30 gennaio 2017 ore 13:28, Andrea Barcariol
I colossi americani da Google a Facebook si schierano contro Donald #Trump per i provvedimenti su #immigrazione e #rifugiati. Su questo IntelligoNews ha intervistato Simone di Stefano, vicepresidente di #CasaPound.

Dietro queste proteste contro Trump ci sono più motivi economici o ideologici?

''Sicuramente ci sono sia interessi ideologici sia economici. Gente che ha prosperato sulla globalizzazione tira l'acqua al suo mulino e crea questo storytelling globale. Il sistema mediatico appoggiato dai social vuol far pensare che ci sia una sollevazione nel mondo, ma non è così. Rimane un solo dato di fatto: Trump è stato eletto dal popolo degli Stati Uniti.

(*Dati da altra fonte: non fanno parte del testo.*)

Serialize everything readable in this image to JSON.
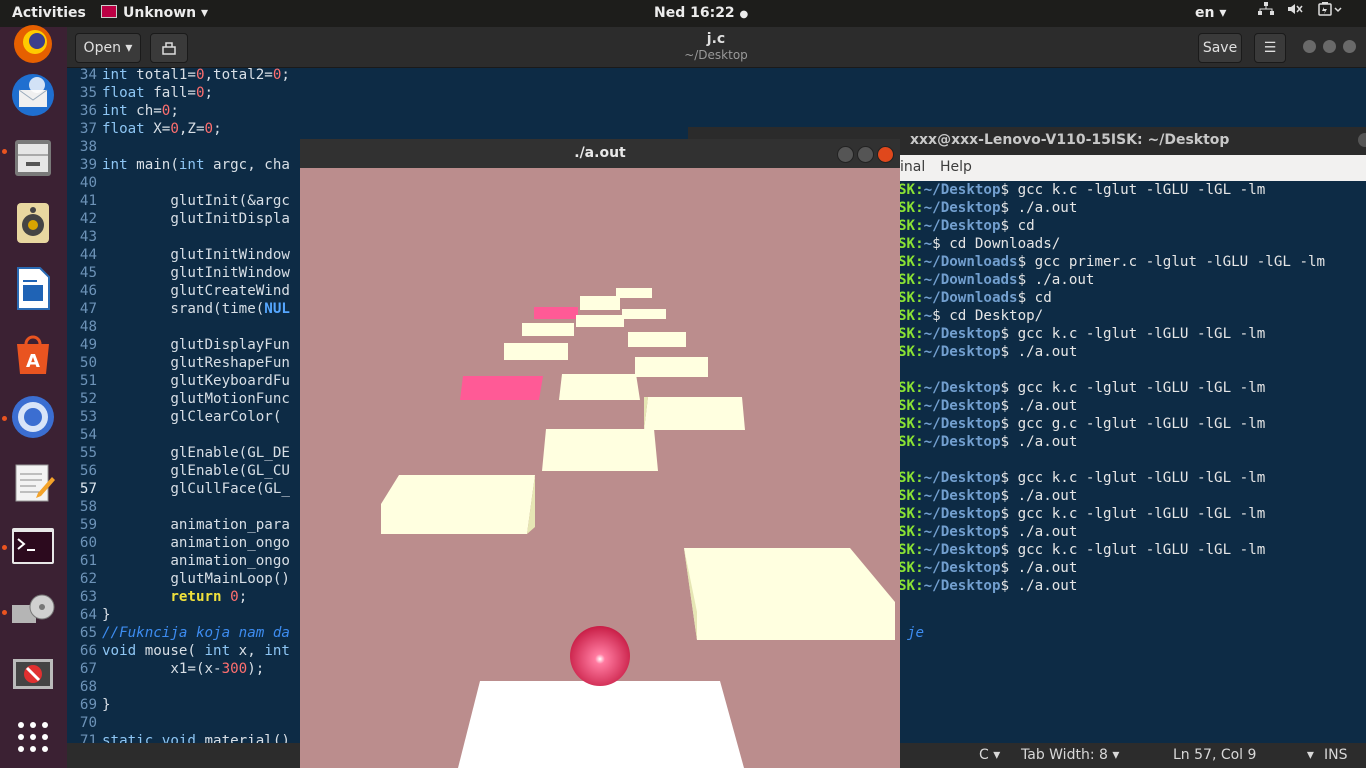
{
  "topbar": {
    "activities": "Activities",
    "app_menu": "Unknown",
    "clock": "Ned 16:22",
    "language": "en"
  },
  "editor": {
    "open_label": "Open",
    "title": "j.c",
    "subtitle": "~/Desktop",
    "save_label": "Save",
    "lines": [
      {
        "n": "34",
        "t": [
          [
            "kw",
            "int"
          ],
          [
            "p",
            " total1="
          ],
          [
            "num",
            "0"
          ],
          [
            "p",
            ",total2="
          ],
          [
            "num",
            "0"
          ],
          [
            "p",
            ";"
          ]
        ]
      },
      {
        "n": "35",
        "t": [
          [
            "kw",
            "float"
          ],
          [
            "p",
            " fall="
          ],
          [
            "num",
            "0"
          ],
          [
            "p",
            ";"
          ]
        ]
      },
      {
        "n": "36",
        "t": [
          [
            "kw",
            "int"
          ],
          [
            "p",
            " ch="
          ],
          [
            "num",
            "0"
          ],
          [
            "p",
            ";"
          ]
        ]
      },
      {
        "n": "37",
        "t": [
          [
            "kw",
            "float"
          ],
          [
            "p",
            " X="
          ],
          [
            "num",
            "0"
          ],
          [
            "p",
            ",Z="
          ],
          [
            "num",
            "0"
          ],
          [
            "p",
            ";"
          ]
        ]
      },
      {
        "n": "38",
        "t": []
      },
      {
        "n": "39",
        "t": [
          [
            "kw",
            "int"
          ],
          [
            "p",
            " main("
          ],
          [
            "kw",
            "int"
          ],
          [
            "p",
            " argc, cha"
          ]
        ]
      },
      {
        "n": "40",
        "t": []
      },
      {
        "n": "41",
        "t": [
          [
            "p",
            "        glutInit(&argc"
          ]
        ]
      },
      {
        "n": "42",
        "t": [
          [
            "p",
            "        glutInitDispla"
          ]
        ]
      },
      {
        "n": "43",
        "t": []
      },
      {
        "n": "44",
        "t": [
          [
            "p",
            "        glutInitWindow"
          ]
        ]
      },
      {
        "n": "45",
        "t": [
          [
            "p",
            "        glutInitWindow"
          ]
        ]
      },
      {
        "n": "46",
        "t": [
          [
            "p",
            "        glutCreateWind"
          ]
        ]
      },
      {
        "n": "47",
        "t": [
          [
            "p",
            "        srand(time("
          ],
          [
            "const",
            "NUL"
          ]
        ]
      },
      {
        "n": "48",
        "t": []
      },
      {
        "n": "49",
        "t": [
          [
            "p",
            "        glutDisplayFun"
          ]
        ]
      },
      {
        "n": "50",
        "t": [
          [
            "p",
            "        glutReshapeFun"
          ]
        ]
      },
      {
        "n": "51",
        "t": [
          [
            "p",
            "        glutKeyboardFu"
          ]
        ]
      },
      {
        "n": "52",
        "t": [
          [
            "p",
            "        glutMotionFunc"
          ]
        ]
      },
      {
        "n": "53",
        "t": [
          [
            "p",
            "        glClearColor( "
          ]
        ]
      },
      {
        "n": "54",
        "t": []
      },
      {
        "n": "55",
        "t": [
          [
            "p",
            "        glEnable(GL_DE"
          ]
        ]
      },
      {
        "n": "56",
        "t": [
          [
            "p",
            "        glEnable(GL_CU"
          ]
        ]
      },
      {
        "n": "57",
        "t": [
          [
            "p",
            "        glCullFace(GL_"
          ]
        ],
        "cur": true
      },
      {
        "n": "58",
        "t": []
      },
      {
        "n": "59",
        "t": [
          [
            "p",
            "        animation_para"
          ]
        ]
      },
      {
        "n": "60",
        "t": [
          [
            "p",
            "        animation_ongo"
          ]
        ]
      },
      {
        "n": "61",
        "t": [
          [
            "p",
            "        animation_ongo"
          ]
        ]
      },
      {
        "n": "62",
        "t": [
          [
            "p",
            "        glutMainLoop()"
          ]
        ]
      },
      {
        "n": "63",
        "t": [
          [
            "p",
            "        "
          ],
          [
            "kw2",
            "return"
          ],
          [
            "p",
            " "
          ],
          [
            "num",
            "0"
          ],
          [
            "p",
            ";"
          ]
        ]
      },
      {
        "n": "64",
        "t": [
          [
            "p",
            "}"
          ]
        ]
      },
      {
        "n": "65",
        "t": [
          [
            "cm",
            "//Fukncija koja nam da"
          ]
        ]
      },
      {
        "n": "66",
        "t": [
          [
            "kw",
            "void"
          ],
          [
            "p",
            " mouse( "
          ],
          [
            "kw",
            "int"
          ],
          [
            "p",
            " x, "
          ],
          [
            "kw",
            "int"
          ]
        ]
      },
      {
        "n": "67",
        "t": [
          [
            "p",
            "        x1=(x-"
          ],
          [
            "num",
            "300"
          ],
          [
            "p",
            ");"
          ]
        ]
      },
      {
        "n": "68",
        "t": []
      },
      {
        "n": "69",
        "t": [
          [
            "p",
            "}"
          ]
        ]
      },
      {
        "n": "70",
        "t": []
      },
      {
        "n": "71",
        "t": [
          [
            "kw",
            "static"
          ],
          [
            "p",
            " "
          ],
          [
            "kw",
            "void"
          ],
          [
            "p",
            " material()"
          ]
        ]
      }
    ],
    "comment_tail": "je",
    "status": {
      "language": "C",
      "tab_width": "Tab Width: 8",
      "position": "Ln 57, Col 9",
      "mode": "INS"
    }
  },
  "terminal": {
    "title": "xxx@xxx-Lenovo-V110-15ISK: ~/Desktop",
    "menu": [
      "inal",
      "Help"
    ],
    "lines": [
      {
        "p": "SK:",
        "d": "~/Desktop",
        "c": "$ gcc k.c -lglut -lGLU -lGL -lm"
      },
      {
        "p": "SK:",
        "d": "~/Desktop",
        "c": "$ ./a.out"
      },
      {
        "p": "SK:",
        "d": "~/Desktop",
        "c": "$ cd"
      },
      {
        "p": "SK:",
        "d": "~",
        "c": "$ cd Downloads/"
      },
      {
        "p": "SK:",
        "d": "~/Downloads",
        "c": "$ gcc primer.c -lglut -lGLU -lGL -lm"
      },
      {
        "p": "SK:",
        "d": "~/Downloads",
        "c": "$ ./a.out"
      },
      {
        "p": "SK:",
        "d": "~/Downloads",
        "c": "$ cd"
      },
      {
        "p": "SK:",
        "d": "~",
        "c": "$ cd Desktop/"
      },
      {
        "p": "SK:",
        "d": "~/Desktop",
        "c": "$ gcc k.c -lglut -lGLU -lGL -lm"
      },
      {
        "p": "SK:",
        "d": "~/Desktop",
        "c": "$ ./a.out"
      },
      {
        "p": "",
        "d": "",
        "c": ""
      },
      {
        "p": "SK:",
        "d": "~/Desktop",
        "c": "$ gcc k.c -lglut -lGLU -lGL -lm"
      },
      {
        "p": "SK:",
        "d": "~/Desktop",
        "c": "$ ./a.out"
      },
      {
        "p": "SK:",
        "d": "~/Desktop",
        "c": "$ gcc g.c -lglut -lGLU -lGL -lm"
      },
      {
        "p": "SK:",
        "d": "~/Desktop",
        "c": "$ ./a.out"
      },
      {
        "p": "",
        "d": "",
        "c": ""
      },
      {
        "p": "SK:",
        "d": "~/Desktop",
        "c": "$ gcc k.c -lglut -lGLU -lGL -lm"
      },
      {
        "p": "SK:",
        "d": "~/Desktop",
        "c": "$ ./a.out"
      },
      {
        "p": "SK:",
        "d": "~/Desktop",
        "c": "$ gcc k.c -lglut -lGLU -lGL -lm"
      },
      {
        "p": "SK:",
        "d": "~/Desktop",
        "c": "$ ./a.out"
      },
      {
        "p": "SK:",
        "d": "~/Desktop",
        "c": "$ gcc k.c -lglut -lGLU -lGL -lm"
      },
      {
        "p": "SK:",
        "d": "~/Desktop",
        "c": "$ ./a.out"
      },
      {
        "p": "SK:",
        "d": "~/Desktop",
        "c": "$ ./a.out"
      }
    ]
  },
  "aout": {
    "title": "./a.out",
    "colors": {
      "background": "#bb8d8d",
      "platform": "#ffffe0",
      "platform_side": "#e6e6b4",
      "pink_platform": "#ff5a96",
      "ball": "#f0325a"
    }
  },
  "dock": {
    "icons": [
      "firefox-icon",
      "thunderbird-icon",
      "files-icon",
      "rhythmbox-icon",
      "writer-icon",
      "software-center-icon",
      "chromium-icon",
      "text-editor-icon",
      "terminal-icon",
      "usb-creator-icon",
      "blocked-app-icon",
      "show-apps-icon"
    ]
  }
}
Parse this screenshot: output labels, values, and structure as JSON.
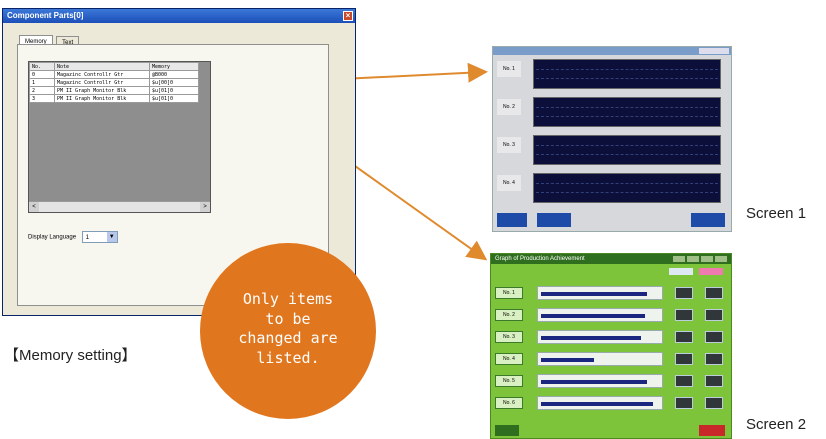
{
  "memory_dialog": {
    "title": "Component Parts[0]",
    "close_glyph": "×",
    "tabs": [
      "Memory",
      "Text"
    ],
    "columns": [
      "No.",
      "Note",
      "Memory"
    ],
    "rows": [
      [
        "0",
        "Magazinc Controllr Gtr",
        "@B000"
      ],
      [
        "1",
        "Magazinc Controllr Gtr",
        "$u[00]0"
      ],
      [
        "2",
        "PM II Graph Monitor Blk",
        "$u[01]0"
      ],
      [
        "3",
        "PM II Graph Monitor Blk",
        "$u[01]0"
      ]
    ],
    "scroll_left": "<",
    "scroll_right": ">",
    "language_label": "Display Language",
    "language_value": "1",
    "dropdown_glyph": "▼"
  },
  "memory_caption": "【Memory setting】",
  "bubble_text": [
    "Only items",
    "to be",
    "changed are",
    "listed."
  ],
  "screen1": {
    "caption": "Screen 1",
    "rows": [
      "No. 1",
      "No. 2",
      "No. 3",
      "No. 4"
    ]
  },
  "screen2": {
    "caption": "Screen 2",
    "title": "Graph of Production Achievement",
    "rows": [
      "No. 1",
      "No. 2",
      "No. 3",
      "No. 4",
      "No. 5",
      "No. 6"
    ],
    "progress": [
      0.9,
      0.88,
      0.85,
      0.45,
      0.9,
      0.95
    ]
  },
  "colors": {
    "bubble": "#e0761e",
    "arrow": "#e08a2e",
    "screen1_plot": "#0b0f3a",
    "screen2_bg": "#7ec43a"
  }
}
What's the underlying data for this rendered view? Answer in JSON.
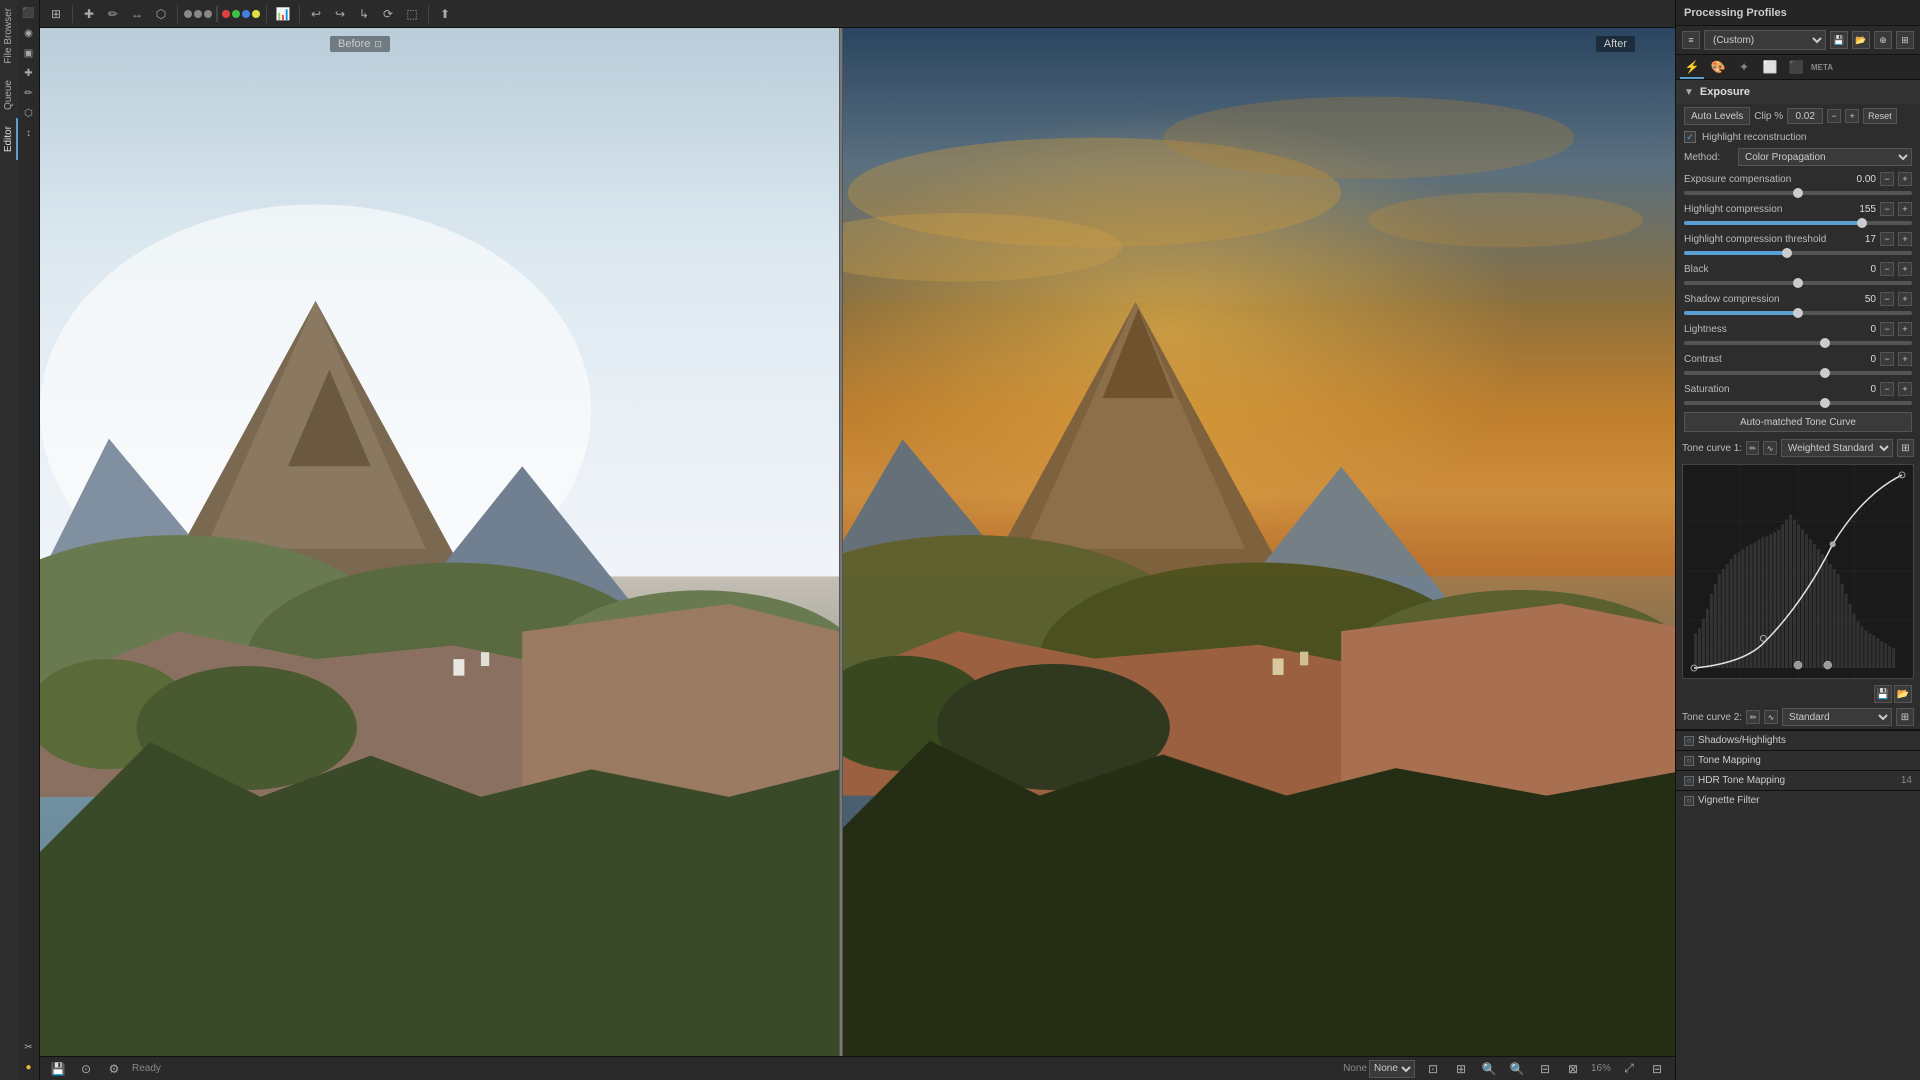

Si può andare in piazza e piangere quanto si vuole ma lui adesso è presidente e farà quello che ha detto in campagna elettorale''.

Silicon Valley Vs Trump, CasaPound: 'Pianto di globalisti che chiedono schiavi. L'errore di Donald'
In molti parlano dell'esigenza di manodopera straniera a basso costo. Cosa ne pensa? 


''Quello è chiaro, quando si parla di bloccare l'immigrazione vai a toccare gli interessi di coloro che hanno bisogno che venga qualcuno a prendere le paghe che noi occidentali non possiamo più accettare. Questo succede anche in Italia, tutte le mattine, in aziende gestite dallo Stato. Il pianto dei globalisti è questo: fateci venire gli schiavi altrimenti non sappiamo come fare"'. 

Come giudica il divieto di ingresso negli Stati Uniti ai cittadini di 7 Paesi islamici? 

''In questo caso Trump ha sbagliato, doveva chiudere a tutti, doveva dire per due mesi non entra più nessuno, senza fare questa distinzione, poi iniziava ad aprire a chi diceva lui. Al limite posso venire solo i turisti, non chi cerca qualcosa che noi non possiamo dare. Si è fatto trascinare dentro questo gioco e accusare di discriminazione verso gli islamici, come se gli immigrati cristiani o buddisti andassero bene". 

In Gran Bretagna, storico alleato degli Stati Uniti, la petizione che chiede di annullare la visita di Donald Trump ha superato il milione di firme. La sorprende questa iniziativa?

"Mi fa pensare alla raccolta di firme post Brexit, sembrava avessero raccolto 4 milioni di firme in due giorni, sembrava che dovesse essere subito annullato il referendum. Ripeto, sono strumenti di propaganda collegati, i media raccontano ciò che vuole il padrone e danno questa impressione che ci sia un montare di proteste che in realtà non c'è".

Tornando all'Italia. Qual è il futuro di CasaPound con questa nuova legge elettorale che premia le alleanze?

"Il nostro futuro è superare la soglia del 3% e mandare un manipolo di ragazzi di CasaPound in Parlamento per terrorizzare quei maledetti che stanno lì da 70 anni".

Arrivare al 3% non sarà facile.

"Un movimento che prende il 7% a Bolzano, il 12% a Lamezia Terme, ed è in crescita come struttura, come numero di sedi e come tesseramento, deve puntare a superare il 3%".

Senza alleanze.

"Ci vuole coraggio a essere alleati di CasaPound, questo coraggio manca agli altri che preferiscono guardare al centro, a Berlusconi. Noi non possiamo stare in un contesto del genere".